Ulzana’s Raid Review

Ulzana’s Raid
Renegade Apache Ulzana breaks off the reservation and goes on a ‘murder raid’, pursued by a party of cavalrymen led by inexperienced young officer DeBuin with advice from a grizzled scout McIntosh.

by Kim Newman |
Published on
Release Date:

20 Apr 1972

Running Time:

105 minutes

Certificate:

15

Original Title:

Ulzana’s Raid

One of the best Westerns of the 1970s, directed with grim efficiency and honesty by action man Robert Aldrich, from a peppery, complex script by unsung hero Alan Sharp (of Night Moves and The Hired Hand), it has great struggle-in-the-wilderness sequences as the barely-seen Apache warriors harry a US Cavalry troop in a hostile, mountain landscape.
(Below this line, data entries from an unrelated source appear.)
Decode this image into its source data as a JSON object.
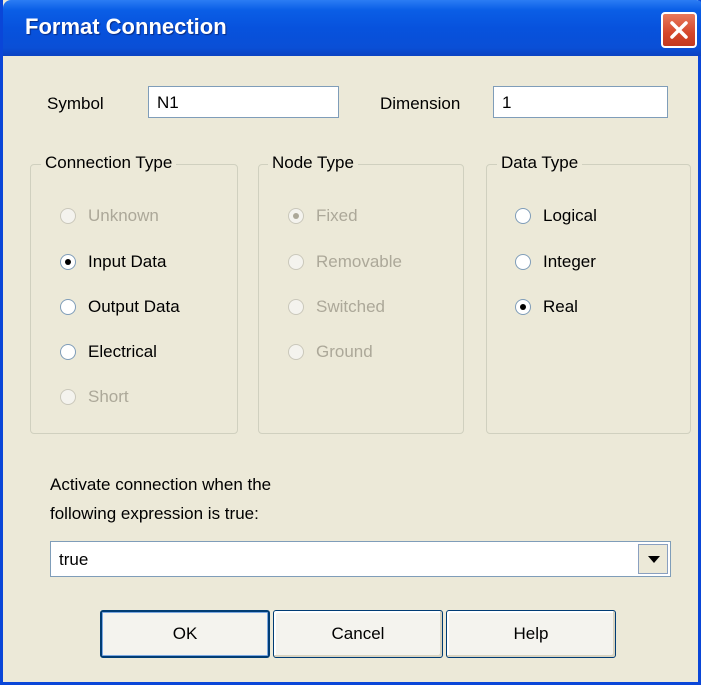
{
  "window": {
    "title": "Format Connection",
    "close_icon": "close-icon"
  },
  "fields": {
    "symbol_label": "Symbol",
    "symbol_value": "N1",
    "dimension_label": "Dimension",
    "dimension_value": "1"
  },
  "connection_type": {
    "legend": "Connection Type",
    "options": [
      {
        "label": "Unknown",
        "checked": false,
        "enabled": false
      },
      {
        "label": "Input Data",
        "checked": true,
        "enabled": true
      },
      {
        "label": "Output Data",
        "checked": false,
        "enabled": true
      },
      {
        "label": "Electrical",
        "checked": false,
        "enabled": true
      },
      {
        "label": "Short",
        "checked": false,
        "enabled": false
      }
    ]
  },
  "node_type": {
    "legend": "Node Type",
    "options": [
      {
        "label": "Fixed",
        "checked": true,
        "enabled": false
      },
      {
        "label": "Removable",
        "checked": false,
        "enabled": false
      },
      {
        "label": "Switched",
        "checked": false,
        "enabled": false
      },
      {
        "label": "Ground",
        "checked": false,
        "enabled": false
      }
    ]
  },
  "data_type": {
    "legend": "Data Type",
    "options": [
      {
        "label": "Logical",
        "checked": false,
        "enabled": true
      },
      {
        "label": "Integer",
        "checked": false,
        "enabled": true
      },
      {
        "label": "Real",
        "checked": true,
        "enabled": true
      }
    ]
  },
  "expression": {
    "prompt_line1": "Activate connection when the",
    "prompt_line2": "following expression is true:",
    "value": "true"
  },
  "buttons": {
    "ok": "OK",
    "cancel": "Cancel",
    "help": "Help"
  },
  "colors": {
    "titlebar": "#0752DD",
    "close": "#D5462A",
    "face": "#ECE9D8"
  }
}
Unlike many hippie-era Westerns, which reacted against the old cliché by presenting ridiculously pacifist and noble Indians, it doesn’t flinch from the still-shocking business of the ‘murder raid’ (a trooper is commended for shooting a settler woman and himself rather than being taken captive by the torture-happy Ulzana) but the Apache are accorded a great deal of respect and understanding, and depicted as complex, interesting characters. In a classic exchange, Burt Lancaster’s wise old scout says there’s no point in hating Apaches for their cruelty because it would be ‘like hating the desert because there’s no water in it’ and, when the newly-embittered Bruce Davison says that he *does *hate Apaches, observes ‘it might not make you happy, but it sure won’t make you lonesome’. Jorge Luke is especially strong as the cavalry’s Indian scout, a relative of Ulzana, who is mistrusted by his white comrades but is literally incapably of going back on his word (‘I sign paper’) and emerges as the real hero of the film.

As in many 1970s Westerns, there’s a Vietnam parallel floating about in the ‘lost patrol’ storyline, but Ulzana’s vision of well-intentioned but ignorant American military engagement with a violent culture in an alien landscape remains unsettlingly relevant.

Grim but thrilling, with sterling performances.